I did find this informative: https://johnnysswlab.com/cpu-dispatching-make-your-code-both-portable-and-fast/. It seems one can't count on optimizers so, even if it is done "manually" in a C Library, there needs to be a way (say with intrinsics) to get the extended processor features used in code to use when the feature is present.
I don't quite see how this can work at the raymath.h level. I guess accelerated functions would need different names, as well as depending on some platform-dependent features for the extended operations.
This is not an ISO C Language provision either, I presume.
Neither is __cpuid or cpuid.h
Though of course, something completely compiler extension is less portable than the concept. I just wanted to provide an idea of the sorts of facilities the compilers provide in case you want to utilize the simd in your own code.
@Peter0x44 Thanks. I am unlikely to use extended instruction sets, I got curious about how one could have them as an elective rather than hard dependency in an app. because I have been seeing messes created around depending on them in commercial code.
Funny enough, I have been doing the manual equivalent in some code involving testing of random number generators.
@Peter0x44 @raysan5
This is not an ISO C Language provision either, I presume.
Neither is __cpuid or cpuid.h
I was looking around at the ISO C11 specification, wanting to see if something like the stdint.h option for Fast cases would makes sense around functions that could be accelerated depending on the processor instruction set, but at run-time, not compile time.
I was reminded that the standards are about conforming programs, and conforming processors are treated more liberally.
From the section on Conformance,
"A strictly conforming program shall use only those features of the language and library specified in this International Standard.) It shall not produce output dependent on any unspecified, undefined, or implementation-defined behavior, and shall not exceed any minimum implementation limit."
And further down
"A conforming hosted implementation shall accept any strictly conforming program. ... A conforming implementation may have extensions (including additional library functions), provided they do not alter the behavior of any strictly conforming program."
Of course, explicit platform dependencies do create interoperability issues, and it is a bit like what raylib has done to integrate with different back-ends.
This led me to think about having things like ...Fast alternatives to some important functions, including in raymath.h but then there should not be header-only implementation. So the ...Fast ones need to be in a different header file and need to be backed up with platform-specific source code, something like raymathX-Win32.c, and so on. Of course, they are permitted to simply use the raymath implementations, and would if the particular feature were not present at run-time or it is not implemented (yet).

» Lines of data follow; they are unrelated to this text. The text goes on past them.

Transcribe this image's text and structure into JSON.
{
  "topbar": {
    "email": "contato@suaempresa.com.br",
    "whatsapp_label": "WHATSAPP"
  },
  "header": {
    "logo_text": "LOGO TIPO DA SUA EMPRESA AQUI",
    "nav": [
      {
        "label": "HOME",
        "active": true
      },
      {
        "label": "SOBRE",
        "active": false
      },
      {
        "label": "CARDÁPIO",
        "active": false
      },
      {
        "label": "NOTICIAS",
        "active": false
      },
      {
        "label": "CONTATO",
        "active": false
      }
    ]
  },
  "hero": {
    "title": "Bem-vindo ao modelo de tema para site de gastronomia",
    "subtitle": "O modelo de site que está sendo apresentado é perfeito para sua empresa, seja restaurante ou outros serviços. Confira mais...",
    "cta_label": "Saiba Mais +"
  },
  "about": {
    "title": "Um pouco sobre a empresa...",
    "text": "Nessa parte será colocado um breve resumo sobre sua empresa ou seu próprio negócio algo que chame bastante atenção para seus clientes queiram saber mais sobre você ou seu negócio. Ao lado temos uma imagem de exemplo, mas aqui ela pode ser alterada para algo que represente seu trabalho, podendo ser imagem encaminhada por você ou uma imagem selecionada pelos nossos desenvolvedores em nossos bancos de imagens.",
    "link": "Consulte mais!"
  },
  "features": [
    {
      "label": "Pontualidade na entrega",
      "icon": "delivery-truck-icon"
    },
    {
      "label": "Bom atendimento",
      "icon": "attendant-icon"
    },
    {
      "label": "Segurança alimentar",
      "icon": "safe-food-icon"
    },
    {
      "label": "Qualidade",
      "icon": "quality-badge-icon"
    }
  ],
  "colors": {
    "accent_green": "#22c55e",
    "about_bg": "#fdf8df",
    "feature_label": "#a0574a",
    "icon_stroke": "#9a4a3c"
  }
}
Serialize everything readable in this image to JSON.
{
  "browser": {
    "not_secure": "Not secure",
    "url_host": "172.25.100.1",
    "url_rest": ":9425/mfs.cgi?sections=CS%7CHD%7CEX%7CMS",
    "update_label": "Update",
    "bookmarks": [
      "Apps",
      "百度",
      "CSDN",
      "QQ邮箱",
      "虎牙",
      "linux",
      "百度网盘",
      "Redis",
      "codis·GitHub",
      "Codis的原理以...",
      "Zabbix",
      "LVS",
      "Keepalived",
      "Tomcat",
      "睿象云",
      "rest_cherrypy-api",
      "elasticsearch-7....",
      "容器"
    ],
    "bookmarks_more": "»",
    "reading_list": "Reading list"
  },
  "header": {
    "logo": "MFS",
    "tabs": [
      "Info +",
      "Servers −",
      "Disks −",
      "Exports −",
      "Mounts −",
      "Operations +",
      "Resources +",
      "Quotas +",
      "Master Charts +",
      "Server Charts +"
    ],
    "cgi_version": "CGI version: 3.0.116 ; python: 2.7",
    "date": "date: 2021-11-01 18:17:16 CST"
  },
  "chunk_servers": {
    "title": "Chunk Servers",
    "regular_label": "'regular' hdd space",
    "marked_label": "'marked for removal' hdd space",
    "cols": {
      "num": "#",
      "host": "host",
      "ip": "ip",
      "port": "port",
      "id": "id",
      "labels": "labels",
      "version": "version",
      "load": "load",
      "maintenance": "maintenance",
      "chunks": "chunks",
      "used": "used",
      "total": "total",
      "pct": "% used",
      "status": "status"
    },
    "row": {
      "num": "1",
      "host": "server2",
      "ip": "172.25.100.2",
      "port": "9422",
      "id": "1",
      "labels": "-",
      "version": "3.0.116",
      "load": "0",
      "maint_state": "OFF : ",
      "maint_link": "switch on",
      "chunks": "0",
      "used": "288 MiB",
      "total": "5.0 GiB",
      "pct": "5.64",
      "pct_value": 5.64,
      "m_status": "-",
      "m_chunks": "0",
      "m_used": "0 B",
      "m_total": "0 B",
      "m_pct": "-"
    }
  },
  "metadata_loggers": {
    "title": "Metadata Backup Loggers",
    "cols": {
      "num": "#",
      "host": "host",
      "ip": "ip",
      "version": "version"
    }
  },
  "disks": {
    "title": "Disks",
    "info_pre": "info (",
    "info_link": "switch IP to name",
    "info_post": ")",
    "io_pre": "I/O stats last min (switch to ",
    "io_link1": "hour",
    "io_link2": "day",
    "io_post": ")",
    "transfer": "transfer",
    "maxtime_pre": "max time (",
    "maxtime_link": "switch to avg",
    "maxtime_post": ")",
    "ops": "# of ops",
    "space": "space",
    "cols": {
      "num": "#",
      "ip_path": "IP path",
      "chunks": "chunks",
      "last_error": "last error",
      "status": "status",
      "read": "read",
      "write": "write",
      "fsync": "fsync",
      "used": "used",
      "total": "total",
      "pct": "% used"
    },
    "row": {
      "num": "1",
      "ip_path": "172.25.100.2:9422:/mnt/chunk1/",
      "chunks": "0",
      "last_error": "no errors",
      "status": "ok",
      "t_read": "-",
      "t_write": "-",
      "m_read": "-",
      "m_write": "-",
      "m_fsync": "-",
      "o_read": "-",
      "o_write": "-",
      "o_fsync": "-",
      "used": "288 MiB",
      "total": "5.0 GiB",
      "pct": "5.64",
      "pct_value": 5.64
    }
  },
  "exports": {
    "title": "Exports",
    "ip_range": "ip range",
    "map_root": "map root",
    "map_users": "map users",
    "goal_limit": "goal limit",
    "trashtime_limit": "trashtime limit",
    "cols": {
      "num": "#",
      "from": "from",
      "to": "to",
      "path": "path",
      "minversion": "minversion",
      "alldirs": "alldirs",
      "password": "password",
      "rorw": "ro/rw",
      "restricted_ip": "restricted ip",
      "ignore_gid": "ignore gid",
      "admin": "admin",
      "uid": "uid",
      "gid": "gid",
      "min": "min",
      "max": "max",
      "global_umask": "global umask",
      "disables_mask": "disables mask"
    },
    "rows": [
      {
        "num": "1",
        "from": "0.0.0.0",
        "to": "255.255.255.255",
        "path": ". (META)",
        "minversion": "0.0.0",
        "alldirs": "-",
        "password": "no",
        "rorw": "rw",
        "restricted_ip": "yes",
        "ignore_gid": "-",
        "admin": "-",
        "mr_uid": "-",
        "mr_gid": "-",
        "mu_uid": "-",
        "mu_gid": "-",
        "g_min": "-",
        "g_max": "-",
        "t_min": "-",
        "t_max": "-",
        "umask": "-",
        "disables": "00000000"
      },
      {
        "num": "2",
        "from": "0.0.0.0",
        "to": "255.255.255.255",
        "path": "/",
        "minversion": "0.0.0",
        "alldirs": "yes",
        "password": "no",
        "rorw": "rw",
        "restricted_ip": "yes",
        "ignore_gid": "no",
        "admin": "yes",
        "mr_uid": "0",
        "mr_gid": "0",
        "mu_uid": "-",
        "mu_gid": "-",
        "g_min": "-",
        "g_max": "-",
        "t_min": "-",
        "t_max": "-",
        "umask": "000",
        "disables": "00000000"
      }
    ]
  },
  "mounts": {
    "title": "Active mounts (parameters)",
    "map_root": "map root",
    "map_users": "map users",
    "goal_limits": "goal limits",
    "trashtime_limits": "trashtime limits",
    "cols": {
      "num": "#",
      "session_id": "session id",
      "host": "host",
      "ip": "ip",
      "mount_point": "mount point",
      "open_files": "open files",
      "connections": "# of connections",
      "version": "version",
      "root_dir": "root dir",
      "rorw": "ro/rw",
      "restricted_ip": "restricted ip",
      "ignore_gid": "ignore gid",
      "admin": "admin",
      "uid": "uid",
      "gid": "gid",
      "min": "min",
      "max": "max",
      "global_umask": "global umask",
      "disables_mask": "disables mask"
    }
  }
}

I am not in love with ...Fast as a suffix. ...F maybe. Or ...X. (Not ...Ex because the API isn't different.)
Thoughts?
C++ has an std::simd upcoming https://en.cppreference.com/w/cpp/experimental/simd.html
gcc has some WIP implementations of it. Unsure of status for other compilers (either way - not relevant to raymath, but could provide API design ideas)
@Peter0x44
C++ has an std::simd upcoming https://en.cppreference.com/w/cpp/experimental/simd.html
That's interesting. It might supply some ideas about what the different functions are.
My impression is that these are all compile-time functions. They would be handy but not addressing the business of some sort of raylibX.h that provide the best available at run-time.
For some of those functions, the non-SIMD alternative could be pretty awful That requires some deep thinking.
I also learned that VC/C++ compiler option /Oi gives permission to use intrinsics wherever possible. My impression is that this already happens for X64 compiles with math.h functions.